「総合的食マンガ」の先駆者、『包丁人味平』

このように日本のマンガには長い歴史がある。だが「食」という、誰にとっても親しみのあるテーマに特化した作品が登場したのは、この数十年の話。自身がグルメだったという手塚の作品にも、本格的な「食」のシーンはそれほど盛り込まれていない。手塚作品だけではない。いまでこそ「食マンガ」「グルメマンガ」はマンガの人気カテゴリーとして位置づけられるが、それはマンガ史において“近現代”のことなのだ。

1945(昭和20)年に第2次世界大戦は終わったものの、当時の日本では「食」という人間にとって根源的な営みすらままならなかった。戦後、近代マンガでジャンルとしての確立が早かったのは、学園、スポ根、恋愛といった10代の若者に共感が得られやすい作品だった。読者への訴求力に加えて、学校生活やそこにまつわるスポーツや恋愛など、作者の実体験がストーリーに反映しやすかったという面もあるだろう。

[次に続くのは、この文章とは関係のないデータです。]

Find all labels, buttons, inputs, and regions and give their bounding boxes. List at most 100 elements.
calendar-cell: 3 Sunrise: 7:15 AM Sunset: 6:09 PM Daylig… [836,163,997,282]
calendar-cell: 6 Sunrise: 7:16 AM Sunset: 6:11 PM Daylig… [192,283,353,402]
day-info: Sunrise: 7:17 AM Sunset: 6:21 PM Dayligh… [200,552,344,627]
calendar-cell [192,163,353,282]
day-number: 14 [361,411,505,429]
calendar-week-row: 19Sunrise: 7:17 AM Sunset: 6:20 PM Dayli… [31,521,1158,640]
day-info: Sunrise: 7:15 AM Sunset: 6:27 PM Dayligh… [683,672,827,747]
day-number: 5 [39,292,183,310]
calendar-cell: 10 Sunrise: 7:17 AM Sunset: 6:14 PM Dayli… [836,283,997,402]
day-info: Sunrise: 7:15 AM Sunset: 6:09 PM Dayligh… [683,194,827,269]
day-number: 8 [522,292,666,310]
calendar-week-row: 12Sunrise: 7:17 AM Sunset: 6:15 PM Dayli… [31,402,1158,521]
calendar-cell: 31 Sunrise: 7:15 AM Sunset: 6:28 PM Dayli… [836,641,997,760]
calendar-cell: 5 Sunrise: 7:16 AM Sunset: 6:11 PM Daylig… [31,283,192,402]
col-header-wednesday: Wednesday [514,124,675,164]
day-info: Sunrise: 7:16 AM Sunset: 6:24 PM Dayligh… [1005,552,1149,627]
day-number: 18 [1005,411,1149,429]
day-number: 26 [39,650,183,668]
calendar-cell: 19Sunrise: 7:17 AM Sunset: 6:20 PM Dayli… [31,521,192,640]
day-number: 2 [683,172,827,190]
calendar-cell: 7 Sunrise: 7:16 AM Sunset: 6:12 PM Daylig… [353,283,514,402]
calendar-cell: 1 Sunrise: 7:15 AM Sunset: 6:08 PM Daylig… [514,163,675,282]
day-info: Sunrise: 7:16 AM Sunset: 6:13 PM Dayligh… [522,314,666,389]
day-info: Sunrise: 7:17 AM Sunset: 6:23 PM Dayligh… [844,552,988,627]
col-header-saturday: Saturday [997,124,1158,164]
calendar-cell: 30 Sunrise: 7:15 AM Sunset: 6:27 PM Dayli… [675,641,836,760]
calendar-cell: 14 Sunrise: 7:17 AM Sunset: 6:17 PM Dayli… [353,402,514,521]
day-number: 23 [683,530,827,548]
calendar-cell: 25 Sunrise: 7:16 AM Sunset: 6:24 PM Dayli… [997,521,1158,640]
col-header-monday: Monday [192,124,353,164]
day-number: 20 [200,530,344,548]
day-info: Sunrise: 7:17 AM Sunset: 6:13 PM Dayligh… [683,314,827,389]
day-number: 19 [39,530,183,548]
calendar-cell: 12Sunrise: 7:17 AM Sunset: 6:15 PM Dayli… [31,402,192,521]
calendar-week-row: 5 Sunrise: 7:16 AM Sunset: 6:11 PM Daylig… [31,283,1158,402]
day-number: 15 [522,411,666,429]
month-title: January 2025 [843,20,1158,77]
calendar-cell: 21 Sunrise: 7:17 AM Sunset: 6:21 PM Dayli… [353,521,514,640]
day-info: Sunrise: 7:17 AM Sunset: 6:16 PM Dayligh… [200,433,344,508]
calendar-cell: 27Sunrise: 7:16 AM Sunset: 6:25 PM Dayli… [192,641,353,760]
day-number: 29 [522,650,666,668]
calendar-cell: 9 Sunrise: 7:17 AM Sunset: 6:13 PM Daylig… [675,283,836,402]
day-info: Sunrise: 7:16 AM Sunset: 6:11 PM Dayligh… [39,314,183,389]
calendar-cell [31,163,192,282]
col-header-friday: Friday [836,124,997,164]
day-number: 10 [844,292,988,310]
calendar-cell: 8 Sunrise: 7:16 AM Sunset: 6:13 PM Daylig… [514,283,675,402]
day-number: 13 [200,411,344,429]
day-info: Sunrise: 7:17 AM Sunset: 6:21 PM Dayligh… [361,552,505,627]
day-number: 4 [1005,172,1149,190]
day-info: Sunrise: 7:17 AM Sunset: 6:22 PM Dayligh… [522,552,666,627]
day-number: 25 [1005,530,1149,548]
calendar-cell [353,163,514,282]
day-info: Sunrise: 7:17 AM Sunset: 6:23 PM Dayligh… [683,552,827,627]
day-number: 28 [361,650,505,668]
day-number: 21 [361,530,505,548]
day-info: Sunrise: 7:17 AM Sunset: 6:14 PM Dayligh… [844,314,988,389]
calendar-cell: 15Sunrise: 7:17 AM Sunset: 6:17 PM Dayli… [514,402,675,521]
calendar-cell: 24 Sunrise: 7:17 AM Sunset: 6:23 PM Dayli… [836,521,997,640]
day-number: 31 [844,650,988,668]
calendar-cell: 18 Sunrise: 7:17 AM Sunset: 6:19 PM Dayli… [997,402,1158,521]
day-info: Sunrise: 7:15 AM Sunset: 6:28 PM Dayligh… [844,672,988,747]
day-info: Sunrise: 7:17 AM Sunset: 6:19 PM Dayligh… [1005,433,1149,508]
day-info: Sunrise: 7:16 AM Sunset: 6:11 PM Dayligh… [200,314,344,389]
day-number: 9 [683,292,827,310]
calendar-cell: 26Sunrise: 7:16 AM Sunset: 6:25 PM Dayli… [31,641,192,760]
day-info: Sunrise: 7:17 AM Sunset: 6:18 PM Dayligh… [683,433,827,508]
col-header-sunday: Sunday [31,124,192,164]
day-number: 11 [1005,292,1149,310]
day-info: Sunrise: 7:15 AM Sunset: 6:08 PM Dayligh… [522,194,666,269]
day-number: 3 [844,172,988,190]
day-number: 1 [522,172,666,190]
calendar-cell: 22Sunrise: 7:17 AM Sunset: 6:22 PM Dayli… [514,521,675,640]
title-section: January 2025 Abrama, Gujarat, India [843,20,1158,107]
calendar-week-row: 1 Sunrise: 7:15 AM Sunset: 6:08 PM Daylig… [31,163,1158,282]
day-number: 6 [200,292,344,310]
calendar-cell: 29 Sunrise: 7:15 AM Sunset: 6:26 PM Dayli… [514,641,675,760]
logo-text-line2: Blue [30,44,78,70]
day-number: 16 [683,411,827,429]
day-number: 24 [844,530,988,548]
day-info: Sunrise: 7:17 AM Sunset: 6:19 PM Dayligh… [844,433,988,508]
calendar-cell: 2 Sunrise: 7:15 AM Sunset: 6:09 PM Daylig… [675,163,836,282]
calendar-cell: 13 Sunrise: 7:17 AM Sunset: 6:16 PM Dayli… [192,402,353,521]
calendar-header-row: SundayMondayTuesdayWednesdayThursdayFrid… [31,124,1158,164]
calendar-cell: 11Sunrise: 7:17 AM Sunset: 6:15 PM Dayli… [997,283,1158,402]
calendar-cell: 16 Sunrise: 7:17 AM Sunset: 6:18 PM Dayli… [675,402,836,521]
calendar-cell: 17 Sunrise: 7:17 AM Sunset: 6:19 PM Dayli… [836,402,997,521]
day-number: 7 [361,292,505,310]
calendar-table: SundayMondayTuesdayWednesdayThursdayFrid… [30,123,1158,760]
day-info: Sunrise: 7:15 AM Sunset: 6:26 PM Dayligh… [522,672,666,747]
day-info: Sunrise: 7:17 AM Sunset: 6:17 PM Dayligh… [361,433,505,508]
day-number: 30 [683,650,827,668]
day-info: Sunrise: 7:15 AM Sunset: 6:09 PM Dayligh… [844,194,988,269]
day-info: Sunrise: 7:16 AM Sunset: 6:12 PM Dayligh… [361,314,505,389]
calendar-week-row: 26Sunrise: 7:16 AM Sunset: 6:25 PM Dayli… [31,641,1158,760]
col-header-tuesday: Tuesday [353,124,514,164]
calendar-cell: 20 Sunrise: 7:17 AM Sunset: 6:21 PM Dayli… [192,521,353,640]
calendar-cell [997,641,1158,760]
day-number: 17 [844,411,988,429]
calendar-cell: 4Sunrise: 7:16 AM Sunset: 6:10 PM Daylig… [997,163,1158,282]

1973(昭和48)年は戦後の高度成長期、最後の年だ。国内での出生数は209万人とピークを迎えた。大卒初任給は6万2300円となり、前年より2割近く上がった。ちなみに芸能界では昭和歌謡のレジェンド、山口百恵がデビューした年でもある。週刊少年ジャンプでは、原爆をテーマにした「はだしのゲン」の連載も始まった。

そしてその3週間後、日本の食マンガにとってエポックメイキングな作品となる『包丁人味平』もジャンプでの連載を開始する。作者のビッグ錠は当時をこう回想する。

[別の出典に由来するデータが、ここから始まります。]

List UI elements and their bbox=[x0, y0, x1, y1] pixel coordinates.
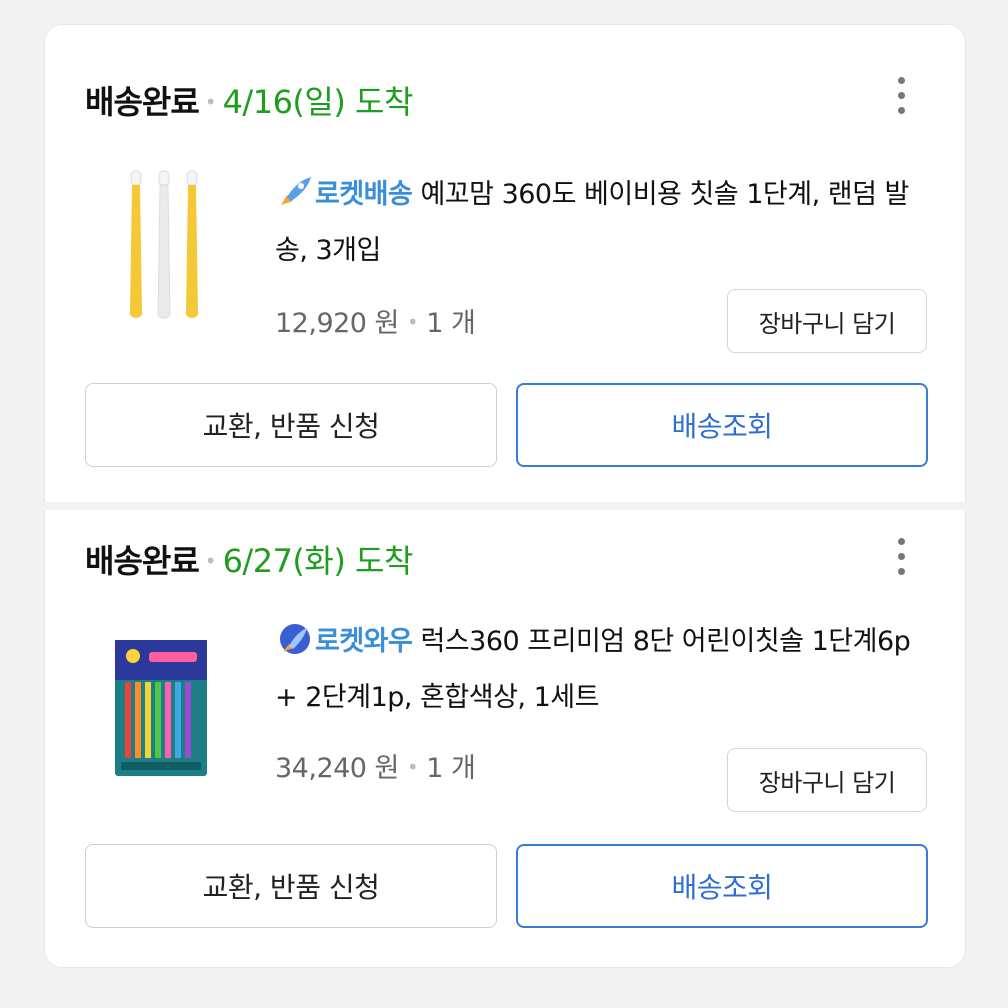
delivery-status: 배송완료 bbox=[85, 542, 200, 580]
order-card: 배송완료 • 4/16(일) 도착 로켓배송 예꼬맘 360도 베이비용 칫솔 … bbox=[44, 24, 966, 502]
track-delivery-button[interactable]: 배송조회 bbox=[516, 844, 928, 928]
order-header: 배송완료 • 6/27(화) 도착 bbox=[85, 536, 413, 582]
order-card: 배송완료 • 6/27(화) 도착 로켓와우 럭스360 프리미엄 8단 어린이… bbox=[44, 510, 966, 968]
product-title[interactable]: 로켓배송 예꼬맘 360도 베이비용 칫솔 1단계, 랜덤 발송, 3개입 bbox=[275, 167, 925, 279]
rocket-wow-icon bbox=[275, 620, 313, 654]
product-thumbnail[interactable] bbox=[111, 165, 221, 325]
product-thumbnail[interactable] bbox=[111, 630, 221, 790]
delivery-badge: 로켓와우 bbox=[315, 626, 413, 657]
product-quantity: 1 개 bbox=[426, 753, 476, 784]
product-quantity: 1 개 bbox=[426, 308, 476, 339]
rocket-icon bbox=[275, 173, 313, 207]
separator-dot: • bbox=[406, 310, 419, 334]
add-to-cart-button[interactable]: 장바구니 담기 bbox=[727, 748, 927, 812]
product-price: 12,920 원 bbox=[275, 308, 399, 339]
more-options-icon[interactable] bbox=[895, 77, 907, 119]
more-options-icon[interactable] bbox=[895, 538, 907, 580]
separator-dot: • bbox=[406, 755, 419, 779]
price-row: 12,920 원 • 1 개 bbox=[275, 301, 476, 340]
return-exchange-button[interactable]: 교환, 반품 신청 bbox=[85, 844, 497, 928]
track-delivery-button[interactable]: 배송조회 bbox=[516, 383, 928, 467]
order-header: 배송완료 • 4/16(일) 도착 bbox=[85, 77, 413, 123]
arrival-date: 4/16(일) 도착 bbox=[222, 83, 414, 121]
delivery-status: 배송완료 bbox=[85, 83, 200, 121]
separator-dot: • bbox=[204, 90, 217, 114]
price-row: 34,240 원 • 1 개 bbox=[275, 746, 476, 785]
product-title[interactable]: 로켓와우 럭스360 프리미엄 8단 어린이칫솔 1단계6p + 2단계1p, … bbox=[275, 614, 925, 726]
product-price: 34,240 원 bbox=[275, 753, 399, 784]
separator-dot: • bbox=[204, 549, 217, 573]
delivery-badge: 로켓배송 bbox=[315, 179, 413, 210]
return-exchange-button[interactable]: 교환, 반품 신청 bbox=[85, 383, 497, 467]
add-to-cart-button[interactable]: 장바구니 담기 bbox=[727, 289, 927, 353]
arrival-date: 6/27(화) 도착 bbox=[222, 542, 414, 580]
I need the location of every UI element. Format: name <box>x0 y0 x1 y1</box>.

「とにかく誰もやっていないテーマを、と考えていたんです。当時は『職業』をテーマにしたマンガはなかったし、僕自身子どもの頃から、職人が大好きだった。ちょうど受験戦争が過熱し始めたころで、そうした風潮に反抗する主人公が、腕一本でのし上がっていく。そんな作品を描きたかった」(2017年2月17日『ビッグ錠のわが町とマンガ展』トークショーにて)

ビッグ錠のデビュー作は『釘師サブやん』というパチンコを題材としたマンガだった。食マンガの『包丁人味平』はメジャー2作品目。実は以降もカメラマンや塾講師、大工、陶芸家など、ビッグ錠はさまざまな"職業マンガ"を描いた。ただし、味平のインパクトは強かったようで、結局、求めに応じるなどして、ビッグ錠は以降も「食」にまつわるマンガを数多く描くことになる。

『包丁人味平』は築地の料亭で、花板を張る名人の一人息子、塩見味平が洋食のコックへの道を志すシーンから始まる。父の塩見松造は「いまの世の中せめて大学はでておらんと」と息子の未来に期待を抱く。だが、「安くてうまい」料理を作りたい味平は父親の反対を押し切り、新宿の洋食店「キッチンブルドッグ」に入店する――。

『包丁人味平』1巻より。料理の道に進みたい、という思いを熱く語る味平。